Most schools have a counseling center where students can go to pour their hearts out to a therapist, who will listen and more than likely offer advice that pretty much sucks. For some people, this is might be great. In the grand scheme of things, however, my problems are pretty trivial. I admit that. Still, if someone buys the same dress for formal as I did, I’m going to bitch about it and momentarily believe it’s the end of the world. I’d rather not have some middle-aged lesbian judge me while I cry over the excruciating details of my life. Therapy just doesn’t seem like the appropriate place to discuss whether or not you should go a shade blonder, even if it is a really difficult decision that will affect the next few weeks of your life.

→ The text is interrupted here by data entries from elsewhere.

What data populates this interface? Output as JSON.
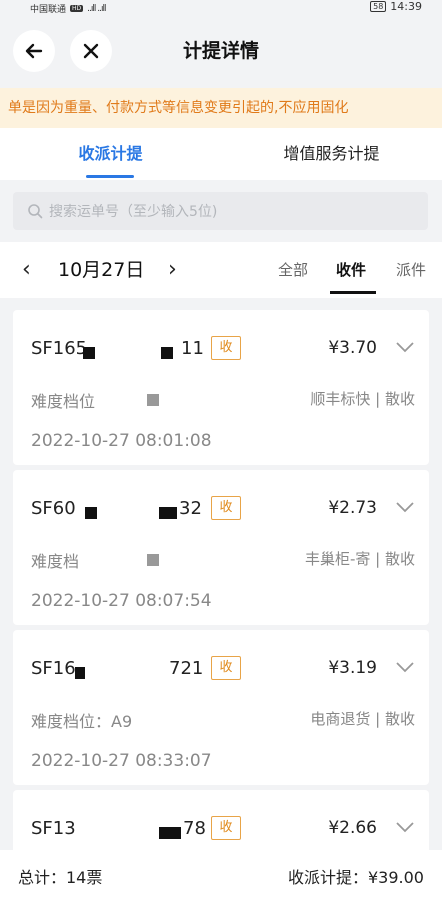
{
  "status_bar": {
    "carrier": "中国联通",
    "hd": "HD",
    "signal": "..ıll ..ıll",
    "battery": "58",
    "time": "14:39"
  },
  "header": {
    "title": "计提详情",
    "back_icon": "arrow-left-icon",
    "close_icon": "close-icon"
  },
  "notice": {
    "text": "单是因为重量、付款方式等信息变更引起的,不应用固化"
  },
  "tabs": [
    {
      "label": "收派计提",
      "active": true
    },
    {
      "label": "增值服务计提",
      "active": false
    }
  ],
  "search": {
    "placeholder": "搜索运单号（至少输入5位)"
  },
  "date_bar": {
    "prev": "‹",
    "date": "10月27日",
    "next": "›",
    "filters": [
      {
        "label": "全部",
        "active": false
      },
      {
        "label": "收件",
        "active": true
      },
      {
        "label": "派件",
        "active": false
      }
    ]
  },
  "records": [
    {
      "waybill_prefix": "SF165",
      "waybill_suffix": "11",
      "badge": "收",
      "price": "¥3.70",
      "level": "难度档位",
      "tags": "顺丰标快 | 散收",
      "time": "2022-10-27 08:01:08"
    },
    {
      "waybill_prefix": "SF60",
      "waybill_suffix": "32",
      "badge": "收",
      "price": "¥2.73",
      "level": "难度档",
      "tags": "丰巢柜-寄 | 散收",
      "time": "2022-10-27 08:07:54"
    },
    {
      "waybill_prefix": "SF16",
      "waybill_suffix": "721",
      "badge": "收",
      "price": "¥3.19",
      "level": "难度档位：A9",
      "tags": "电商退货 | 散收",
      "time": "2022-10-27 08:33:07"
    },
    {
      "waybill_prefix": "SF13",
      "waybill_suffix": "78",
      "badge": "收",
      "price": "¥2.66",
      "level": "",
      "tags": "",
      "time": ""
    }
  ],
  "footer": {
    "total": "总计：14票",
    "sum": "收派计提：¥39.00"
  }
}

This is what best friends are for. It’s no secret that we tend to talk to each other about the same things over and over, until we have peace of mind. It’s normal, and it’s great, but if one of your top five activities is complaining, you can kind of tell that even though your besties love you and would do anything for you, they’re not always dying to pay attention to another bitching session.
Bring in the wine. Of course, a bottle of white on a Wednesday is a truly cathartic experience by its own right, but in terms of having your bitching session needs met, it works wonders. Suddenly, your friends are so much more empathetic. The magical bitching potion works its magic, you start crying, and then all of your friends start crying too. Not only are they not annoyed by the fact that you’ve literally been complaining about your ex-hookup’s new girlfriend for a week, but your problems actually become theirs. A bond forms between you that just could not happen without the mediating help of alcohol.

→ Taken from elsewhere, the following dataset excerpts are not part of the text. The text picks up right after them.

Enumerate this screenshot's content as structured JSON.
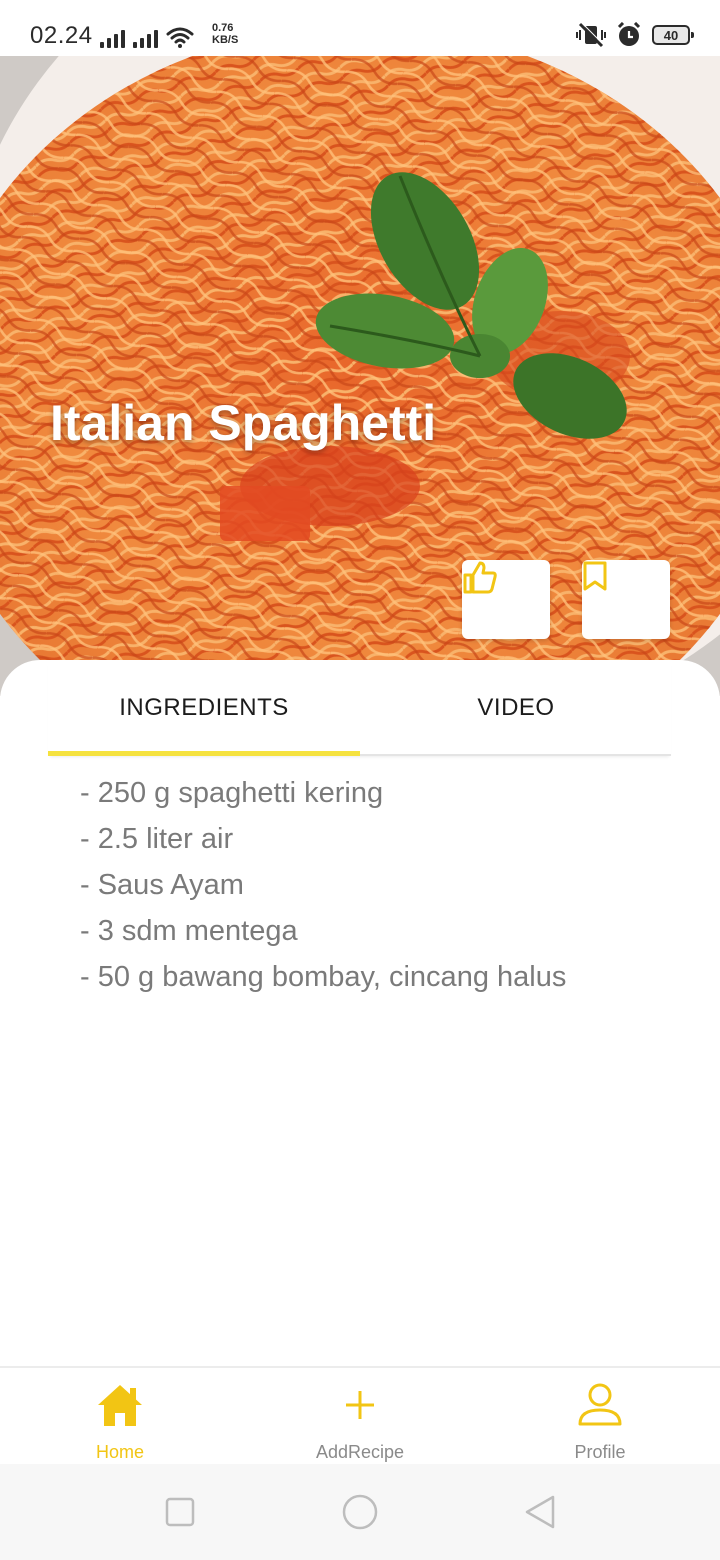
{
  "status_bar": {
    "time": "02.24",
    "speed_value": "0.76",
    "speed_unit": "KB/S",
    "battery": "40"
  },
  "recipe": {
    "title": "Italian Spaghetti",
    "like_icon": "thumbs-up-icon",
    "bookmark_icon": "bookmark-icon"
  },
  "tabs": [
    {
      "label": "INGREDIENTS",
      "active": true
    },
    {
      "label": "VIDEO",
      "active": false
    }
  ],
  "ingredients": [
    "- 250 g spaghetti kering",
    "- 2.5 liter air",
    "- Saus Ayam",
    "- 3 sdm mentega",
    "- 50 g bawang bombay, cincang halus"
  ],
  "bottom_nav": [
    {
      "label": "Home",
      "icon": "home-icon",
      "active": true
    },
    {
      "label": "AddRecipe",
      "icon": "plus-icon",
      "active": false
    },
    {
      "label": "Profile",
      "icon": "person-icon",
      "active": false
    }
  ],
  "colors": {
    "accent": "#f2c514",
    "tab_indicator": "#f5e23f",
    "ingredient_text": "#7a7a7a"
  }
}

Drunk crying is literally the best meditation. When you’re trying to soberly express yourself to your friends, you don’t want to seem irrational, so your bitching is restrained. You just don’t get to say all that you want to say. It’s not the satisfying, therapeutic experience that it’s meant to be. When you have a nice wine drunk going, you can get right to the heart of the problem without the limitations that social norms ordinarily force upon you. You can just get it all out at once, and then you’re all good.
Of course, it’s important that these drunken crying sessions remain absolutely within the circle of your closest friends. You can’t be a total drunk mess in public, because, well, because it’s mortifying. You need to absolutely trust the girls you cry to. It should be the exact same girls you’re there to comfort when the situation is reversed, especially because you don’t want anyone to have too much dirt on you (and if you don’t know the importance of keeping enough ammunition to take people down, you’re probably a boy).